We're trying to figure out why we seem to have hit an ingestion limit in our ES cluster.
Use case: Logging
Version: 5.1.1
Master nodes: 3
HTTP nodes: 3
Data nodes: 50
The servers are OpenStack VMs running on bare metal. We do not over provision the bare metals and there is only one ES data node per bare metal.
Server VM Specs
VCPU: 10
RAM: 64 GB
Disk: 2 TB spinning disk
ES Config
bootstrap.memory_lock: true
cluster.name: elasticsearch_1
discovery.zen.ping_timeout: 60s
discovery.zen.ping.unicast.hosts: 10.173.188.214,10.173.188.215,10.173.188.216
http.cors.allow-origin: /.*/
http.cors.enabled: true
http.port: 9200
indices.fielddata.cache.size: 25%
indices.memory.index_buffer_size: 20%
network.host: _eth0_
node.attr.box_type: hot
node.data: true
node.master: false
node.name: 10.173.131.213-hot
path.conf: /etc/elasticsearch/hot
path.data: /opt/elasticsearch/data
path.logs: /var/log/elasticsearch/10.173.131.213-hot
thread_pool.bulk.queue_size: 2000
thread_pool.search.size: 10
transport.tcp.port: 9300
Note that even though the box_type is "hot", this is not a hot/warm configuration.
jvm.options
-Dfile.encoding=UTF-8
-Dio.netty.noKeySetOptimization=true
-Dio.netty.noUnsafe=true
-Djava.awt.headless=true
-Djna.nosys=true
-Dlog4j2.disable.jmx=true
-Dlog4j.shutdownHookEnabled=false
-Dlog4j.skipJansi=true
-server
-XX:+AlwaysPreTouch
-XX:CMSInitiatingOccupancyFraction=75
-XX:+DisableExplicitGC
-XX:+HeapDumpOnOutOfMemoryError
-XX:+UseCMSInitiatingOccupancyOnly
-XX:+UseConcMarkSweepGC
ES_JAVA_OPTS="-Xms31g -Xmx31g"
Output of localhost:9200/
{
"name": "10.173.188.218-http",
"cluster_name": "elasticsearch_1",
"cluster_uuid": "_LQl2KtyQAyxL-D69YnmOw",
"version": {
"number": "5.1.1",
"build_hash": "5395e21",
"build_date": "2016-12-06T12:36:15.409Z",
"build_snapshot": false,
"lucene_version": "6.3.0"
},
"tagline": "You Know, for Search"
}
Output of localhost:9200/_cluster/health
{
"cluster_name": "elasticsearch_1",
"status": "green",
"timed_out": false,
"number_of_nodes": 56,
"number_of_data_nodes": 50,
"active_primary_shards": 3806,
"active_shards": 7612,
"relocating_shards": 10,
"initializing_shards": 0,
"unassigned_shards": 0,
"delayed_unassigned_shards": 0,
"number_of_pending_tasks": 0,
"number_of_in_flight_fetch": 0,
"task_max_waiting_in_queue_millis": 0,
"active_shards_percent_as_number": 100
}
Output of localhost:9200/_cluster/settings
{
"persistent": {
"action": {
"search": {
"shard_count": {
"limit": "5000"
}
}
},
"cluster": {
"routing": {
"rebalance": {
"enable": "none"
},
"allocation": {
"node_concurrent_recoveries": "2",
"disk": {
"threshold_enabled": "true",
"watermark": {
"low": "85%",
"high": "95%"
}
},
"node_initial_primaries_recoveries": "8",
"enable": "all"
}
},
"info": {
"update": {
"interval": "60s"
}
}
},
"indices": {
"recovery": {
"max_bytes_per_sec": "500mb"
}
}
},
"transient": {
"cluster": {
"routing": {
"rebalance": {
"enable": "all"
},
"allocation": {
"cluster_concurrent_rebalance": "10",
"node_concurrent_recoveries": "6"
}
}
}
}
}
We're using bi-hourly indices (hours 01-12 instead of 00-23) and keeping 7 days worth of indices.
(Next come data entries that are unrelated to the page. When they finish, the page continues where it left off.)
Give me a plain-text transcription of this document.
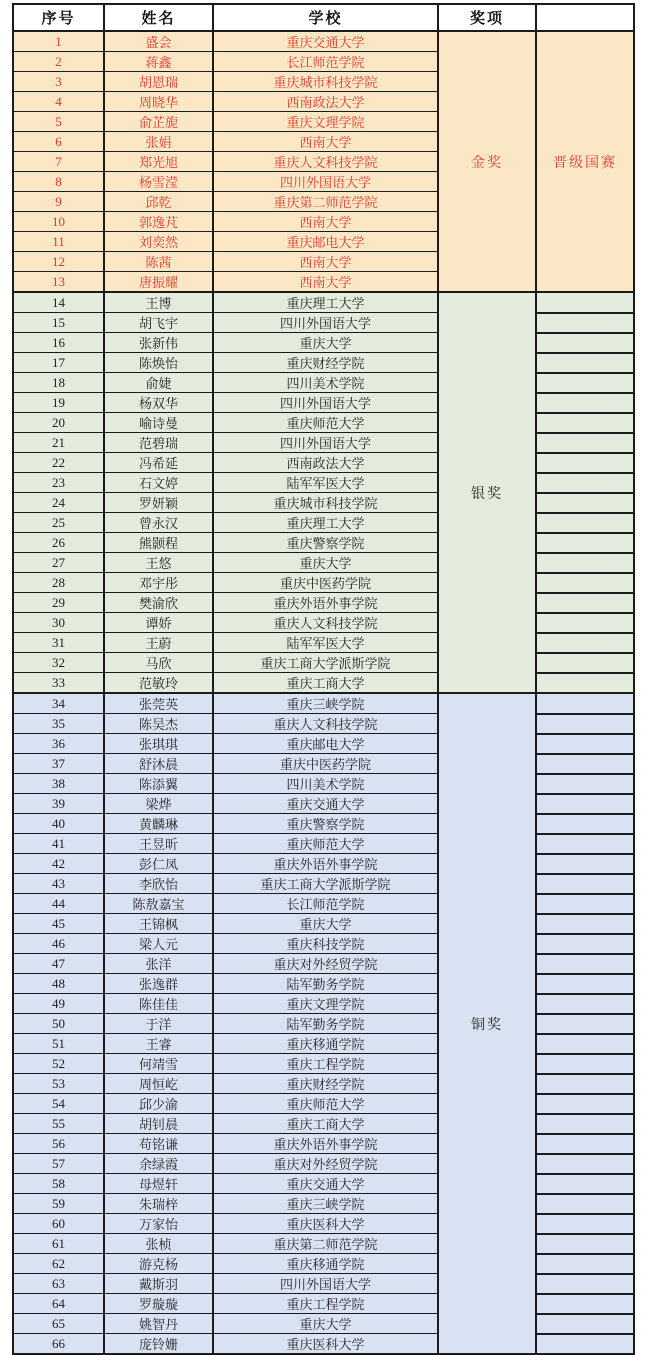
序号	姓名	学校	奖项	
1	盛会	重庆交通大学	金奖	晋级国赛
2	蒋鑫	长江师范学院		
3	胡恩瑞	重庆城市科技学院		
4	周晓华	西南政法大学		
5	俞芷旎	重庆文理学院		
6	张娟	西南大学		
7	郑光旭	重庆人文科技学院		
8	杨雪滢	四川外国语大学		
9	邱乾	重庆第二师范学院		
10	郭逸芃	西南大学		
11	刘奕然	重庆邮电大学		
12	陈茜	西南大学		
13	唐振耀	西南大学		
14	王博	重庆理工大学	银奖	
15	胡飞宇	四川外国语大学		
16	张新伟	重庆大学		
17	陈焕怡	重庆财经学院		
18	俞婕	四川美术学院		
19	杨双华	四川外国语大学		
20	喻诗曼	重庆师范大学		
21	范碧瑞	四川外国语大学		
22	冯希延	西南政法大学		
23	石文婷	陆军军医大学		
24	罗妍颖	重庆城市科技学院		
25	曾永汉	重庆理工大学		
26	熊颢程	重庆警察学院		
27	王悠	重庆大学		
28	邓宇彤	重庆中医药学院		
29	樊渝欣	重庆外语外事学院		
30	谭娇	重庆人文科技学院		
31	王蔚	陆军军医大学		
32	马欣	重庆工商大学派斯学院		
33	范敏玲	重庆工商大学		
34	张莞英	重庆三峡学院	铜奖	
35	陈吴杰	重庆人文科技学院		
36	张琪琪	重庆邮电大学		
37	舒沐晨	重庆中医药学院		
38	陈添翼	四川美术学院		
39	梁烨	重庆交通大学		
40	黄麟琳	重庆警察学院		
41	王昱昕	重庆师范大学		
42	彭仁凤	重庆外语外事学院		
43	李欣怡	重庆工商大学派斯学院		
44	陈敖嘉宝	长江师范学院		
45	王锦枫	重庆大学		
46	梁人元	重庆科技学院		
47	张洋	重庆对外经贸学院		
48	张逸群	陆军勤务学院		
49	陈佳佳	重庆文理学院		
50	于洋	陆军勤务学院		
51	王睿	重庆移通学院		
52	何靖雪	重庆工程学院		
53	周恒屹	重庆财经学院		
54	邱少渝	重庆师范大学		
55	胡钊晨	重庆工商大学		
56	苟铭谦	重庆外语外事学院		
57	余绿霞	重庆对外经贸学院		
58	母煜轩	重庆交通大学		
59	朱瑞梓	重庆三峡学院		
60	万家怡	重庆医科大学		
61	张桢	重庆第二师范学院		
62	游克杨	重庆移通学院		
63	戴斯羽	四川外国语大学		
64	罗璇璇	重庆工程学院		
65	姚智丹	重庆大学		
66	庞铃姗	重庆医科大学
Our indices have 45 primary shards and 1 replica shard per primary.
Our sustained ingestion rate is around 20K logs per second. This had been fine up to this week when the team that uses this cluster started sending around 40K logs per second and the cluster can't keep up with the incoming logs.
We're considering scaling out the cluster and adding more data nodes, but we're not sure that would help. We'd like to look at configuration changes first before spending more money on hardware.
Any suggestions on what changes we can make to improve performance would be appreciated. If there's additional information that would help analyze the situation, please let me know.
Thanks,
Ray